“Os serviços de parto não têm taxas moderadoras em Cabo Verde”, garante a administração do Hospital Dr. Agostinho Neto

Cidade da Praia, 20 Nov. (Inforpress) – O presidente do conselho de administração do Hospital Dr. Agostinho Neto esclareceu hoje que os serviços de parto não têm taxas moderadoras em Cabo Verde e que esta quota só é cobrada nos serviços de internamentos e cirúrgicos

Júlio Andrade convocou a imprensa para desmentir alguns deputados sobre a alegada retenção do doente no serviço da maternidade e a questão do pagamento da taxa moderadora, afirmando que “a taxa moderadora é um processo que já vem desde 2007 e que vem sendo aplicada em todas as estruturas do Serviço Nacional de Saúde”, sem que haja nenhuma modificação da legislação.

Por isto, disse não compreender “algumas declarações, nomeadamente de deputados que põem em causa a legitimidade do conselho de administração” de cobrar a taxa moderadora, salientando mesmo que tem havido uma cooperação excelente da população em relação a esta taxa.

“Não tem havido no hospital nenhuma perturbação em relação ao pagamento da taxa moderadoras. As pessoas pagam as suas taxas de acordo com aquilo que está legislado”, assegura, esclarecendo que esta taxa é diferenciada de acordo com as classes sociais.

Clarificou que os doentes com pensão social pagam uma taxa social mínima, num tecto máximo de 1000$00, contradizendo assim os deputados que acusam o Hospital Dr Agostinho Neto de reter pacientes por falta de pagamento.

O responsável asseverou mesmo “ser um dever dos doentes pagar a taxa moderadora, mas que se recusarem não pagam”.

“O que nós fazemos, como regra, é fazer uma avaliação socioeconómica dos doentes e se provarem, não pagam, mas não podemos dar isenção porque a lei não permite. Se as pessoas não podem pagar, não pagam e são tratadas”, elucidou.
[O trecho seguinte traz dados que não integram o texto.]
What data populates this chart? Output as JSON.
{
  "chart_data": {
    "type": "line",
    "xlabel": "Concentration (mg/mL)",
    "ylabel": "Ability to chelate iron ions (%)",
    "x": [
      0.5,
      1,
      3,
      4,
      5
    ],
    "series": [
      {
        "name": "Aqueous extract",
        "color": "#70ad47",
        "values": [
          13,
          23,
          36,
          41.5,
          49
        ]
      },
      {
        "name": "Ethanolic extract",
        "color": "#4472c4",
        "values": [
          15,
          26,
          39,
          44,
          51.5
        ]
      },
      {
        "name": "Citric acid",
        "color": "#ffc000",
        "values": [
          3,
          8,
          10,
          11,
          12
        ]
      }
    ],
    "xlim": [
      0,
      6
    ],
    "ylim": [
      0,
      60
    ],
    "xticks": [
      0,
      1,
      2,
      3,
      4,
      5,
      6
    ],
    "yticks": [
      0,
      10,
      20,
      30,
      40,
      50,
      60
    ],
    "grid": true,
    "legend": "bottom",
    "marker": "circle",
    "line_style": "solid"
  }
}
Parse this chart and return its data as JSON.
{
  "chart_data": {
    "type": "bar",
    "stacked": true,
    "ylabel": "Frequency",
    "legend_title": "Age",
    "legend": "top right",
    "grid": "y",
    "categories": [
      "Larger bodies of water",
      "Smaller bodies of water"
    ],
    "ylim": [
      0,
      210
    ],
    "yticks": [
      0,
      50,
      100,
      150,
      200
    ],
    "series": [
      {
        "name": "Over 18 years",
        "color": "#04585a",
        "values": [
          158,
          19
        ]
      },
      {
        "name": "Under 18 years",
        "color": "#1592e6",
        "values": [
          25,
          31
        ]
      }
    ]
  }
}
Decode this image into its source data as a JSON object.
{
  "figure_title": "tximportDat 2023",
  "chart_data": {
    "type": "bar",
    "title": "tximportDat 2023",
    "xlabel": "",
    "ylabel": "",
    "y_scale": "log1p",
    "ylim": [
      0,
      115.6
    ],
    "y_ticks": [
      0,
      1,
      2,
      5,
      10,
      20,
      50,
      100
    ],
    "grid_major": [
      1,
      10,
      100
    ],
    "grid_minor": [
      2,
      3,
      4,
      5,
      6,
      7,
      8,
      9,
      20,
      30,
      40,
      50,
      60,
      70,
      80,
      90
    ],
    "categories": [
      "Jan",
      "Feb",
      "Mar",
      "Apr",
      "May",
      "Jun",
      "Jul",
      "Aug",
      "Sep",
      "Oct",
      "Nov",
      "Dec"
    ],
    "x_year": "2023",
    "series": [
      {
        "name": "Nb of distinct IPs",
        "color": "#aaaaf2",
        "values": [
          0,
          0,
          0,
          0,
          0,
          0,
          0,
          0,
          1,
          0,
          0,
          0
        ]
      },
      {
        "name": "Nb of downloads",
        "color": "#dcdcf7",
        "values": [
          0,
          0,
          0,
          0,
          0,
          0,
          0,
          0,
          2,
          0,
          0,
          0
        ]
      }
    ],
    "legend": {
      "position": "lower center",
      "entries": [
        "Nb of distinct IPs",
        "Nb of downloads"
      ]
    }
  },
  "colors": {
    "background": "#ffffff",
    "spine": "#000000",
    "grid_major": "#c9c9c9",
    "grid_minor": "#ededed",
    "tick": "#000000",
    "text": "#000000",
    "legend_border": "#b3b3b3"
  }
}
Quanto ao critério utilizado nas cobranças das taxas moderadoras pelos serviços de internamentos e cirúrgicas, Júlio Andrade assegurou que o doente paga pela ocupação do bloco um valor “mínimo de 2000$00, mesmo que um doente fique 30 dias no Hospital”.

Denunciou a existência de ataques sistemáticos contra o conselho de administração deste centro hospitalar, “com algumas práticas que não correspondam a verdade” e que não entende toda esta polémica “levantada sobre uma questão que já é consolidada”,

Andrade afirmou que a taxa moderadora não cobre sequer 10% dos custos do funcionamento das estruturas de saúde, pelo que diz esperar que “quer os deputados, quer os políticos tenham uma postura de pedagogia em relação à informação da população e não fazer demagogia barata que não conduz a resultado algum”.

Anunciou para 2019 benefícios provenientes da taxa moderadora, com investimentos em infra-estruturas, novos equipamentos na área de oncologia para fazer diagnóstico de câncer e renovação de todos os equipamentos de imagiologia e investimentos no espaço físico, aposta em equipamentos de cuidados intensivos e formação, para dar respostas mais eficaz à população.

O custo do funcionamento do hospital Dr Agostinho Neto, segundo Júlio Andrade, é de 1 milhão e 200 mil contos por ano e a taxa moderadora atinge o máximo de 120 mil contos.